Foster says Hall never caught on that practice effort dictated playing time. Hall, the middle-class city kid, says he couldn't do anything to please the coach he said never took to Hall's style of play.

"High school is the type of situation where the best players played and you had a lot of fun," said Hall, a senior. "In college you run into a lot of politics. You've got to be lucky. Grudges are held. You don't control your own destiny."

Hall's college career probably will end today when the seventh-seeded Hokies face second-seeded Tulane at noon in the first round of the Metro Conference Tournament at Freedom Hall in Louisville.

Hall started 18 of 50 games at Tech, averaging 12.1 points, 3.6 rebounds and 2.4 assists, shooting 42.3 percent and making 32 percent of his 3-point attempts.

All in an offensive system - much like the one at Washington - that he says makes him feel "like a bird in a cage. . . . I'm not a Loyola-Marymount type of player, but I'm not Princeton, either."

Yet an open-court pace best fits his skills; former Virginia Tech coach Don DeVoe offered Hall a scholarship in 1988 when DeVoe coached an up-tempo offense at Tennessee.

Andy Russo at Washington coached the same way, and Hall started the last 11 games of his freshman year at point guard and got good reviews.

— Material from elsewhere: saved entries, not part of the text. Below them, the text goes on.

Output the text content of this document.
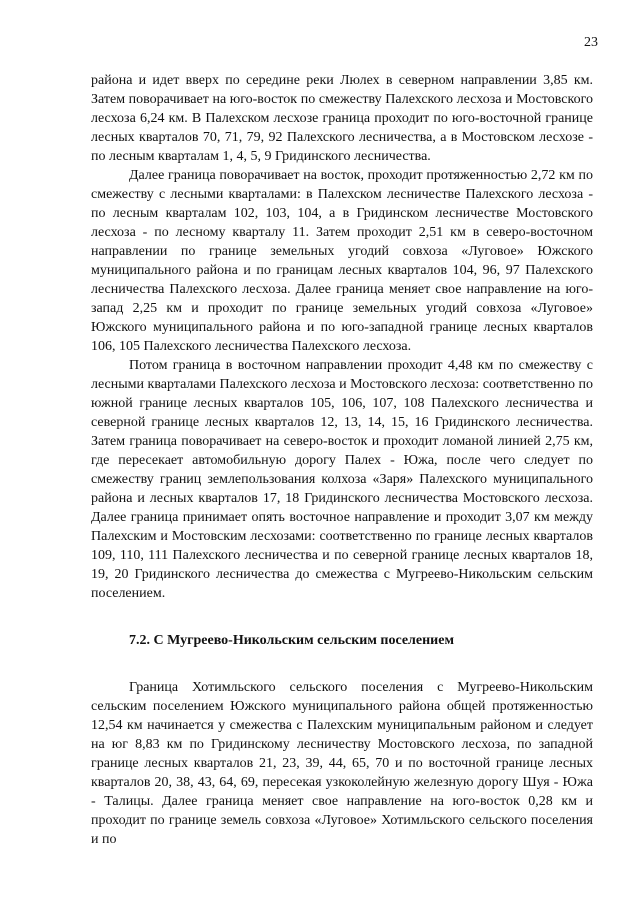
23

района и идет вверх по середине реки Люлех в северном направлении 3,85 км. Затем поворачивает на юго-восток по смежеству Палехского лесхоза и Мостовского лесхоза 6,24 км. В Палехском лесхозе граница проходит по юго-восточной границе лесных кварталов 70, 71, 79, 92 Палехского лесничества, а в Мостовском лесхозе - по лесным кварталам 1, 4, 5, 9 Гридинского лесничества.

Далее граница поворачивает на восток, проходит протяженностью 2,72 км по смежеству с лесными кварталами: в Палехском лесничестве Палехского лесхоза - по лесным кварталам 102, 103, 104, а в Гридинском лесничестве Мостовского лесхоза - по лесному кварталу 11. Затем проходит 2,51 км в северо-восточном направлении по границе земельных угодий совхоза «Луговое» Южского муниципального района и по границам лесных кварталов 104, 96, 97 Палехского лесничества Палехского лесхоза. Далее граница меняет свое направление на юго-запад 2,25 км и проходит по границе земельных угодий совхоза «Луговое» Южского муниципального района и по юго-западной границе лесных кварталов 106, 105 Палехского лесничества Палехского лесхоза.

Потом граница в восточном направлении проходит 4,48 км по смежеству с лесными кварталами Палехского лесхоза и Мостовского лесхоза: соответственно по южной границе лесных кварталов 105, 106, 107, 108 Палехского лесничества и северной границе лесных кварталов 12, 13, 14, 15, 16 Гридинского лесничества. Затем граница поворачивает на северо-восток и проходит ломаной линией 2,75 км, где пересекает автомобильную дорогу Палех - Южа, после чего следует по смежеству границ землепользования колхоза «Заря» Палехского муниципального района и лесных кварталов 17, 18 Гридинского лесничества Мостовского лесхоза. Далее граница принимает опять восточное направление и проходит 3,07 км между Палехским и Мостовским лесхозами: соответственно по границе лесных кварталов 109, 110, 111 Палехского лесничества и по северной границе лесных кварталов 18, 19, 20 Гридинского лесничества до смежества с Мугреево-Никольским сельским поселением.

7.2. С Мугреево-Никольским сельским поселением

Граница Хотимльского сельского поселения с Мугреево-Никольским сельским поселением Южского муниципального района общей протяженностью 12,54 км начинается у смежества с Палехским муниципальным районом и следует на юг 8,83 км по Гридинскому лесничеству Мостовского лесхоза, по западной границе лесных кварталов 21, 23, 39, 44, 65, 70 и по восточной границе лесных кварталов 20, 38, 43, 64, 69, пересекая узкоколейную железную дорогу Шуя - Южа - Талицы. Далее граница меняет свое направление на юго-восток 0,28 км и проходит по границе земель совхоза «Луговое» Хотимльского сельского поселения и по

But Russo left after that season and now is at Florida Institute.

"He was recruited by two coaches that didn't stay, and he had to play for two coaches that didn't recruit him," said Russo, adding that can be a holdover player's ticket to the basketball morgue.

Could Hall have been a star? Another riddle. Hall baffled Virginia Commonwealth coach Sonny Smith, who said: "He was always better against us than he was against anybody else." One Metro Conference coach said Hall was known as a "shooter," but another said Hall's spread-wristed jump shot declared he would miss more than he would make.

Allen said Hall would have started for him had he survived. He thought Hall would have helped the Hokies press and trap; Foster's Hokies do neither.

Hall's father, Ferd, who raised two children when his wife died in 1980 and who frequently shows up at Tech games, has a scalding opinion of his son's Tech career.

"Steve Hall has been at Virginia Tech with a damn muzzle on him - and a harness," said the elder Hall, a Detroit school board administrator for 32 years. "Foster loosened that harness on senior day, and you saw a bit of what he could do."

Career-high 23 points, 5-for-15 from 3-point range, five rebounds, two assists, three turnovers in 28 minutes. Next game, Hall plays 16 minutes, getting two points on 1-for-4 shooting; next game, he doesn't play.

Hall said he doesn't regret choosing Tech because "It was perfect" at the time. He didn't quit the Hokies because he said he wanted to keep sharp in case a European or U.S. professional team calls and added he's not sour.

Nor embarrassed. Last summer, he played with Michigan's Chris Webber on a summer-league team, with and against other hometown luminaries.

"Those guys know the situation," Hall said. "It's not a situation where they feel, `God, what happened to you? Have you lost it?' They see you can still play."

He will graduate in May, an unforgotten contributor to the legends of Detroit high school basketball whose college career will be forgotten.

No Steve Smith, Doug Smith, Terry Mills, Jalen Rose. Just a kid who tore it up in high school and didn't realize that was as good as it was going to get.

"I see it all the time," Nichols said of some of the city's sure bets that missed. "They've got to come back home; there's no other place to go.

"But Steve has got a good support system behind him. He's not going to fall by the wayside. He's not typical of the `ghetto' kids."

Hall's thoughts?

"I'm not bitter," he says with a shrug. "But what more can you do?"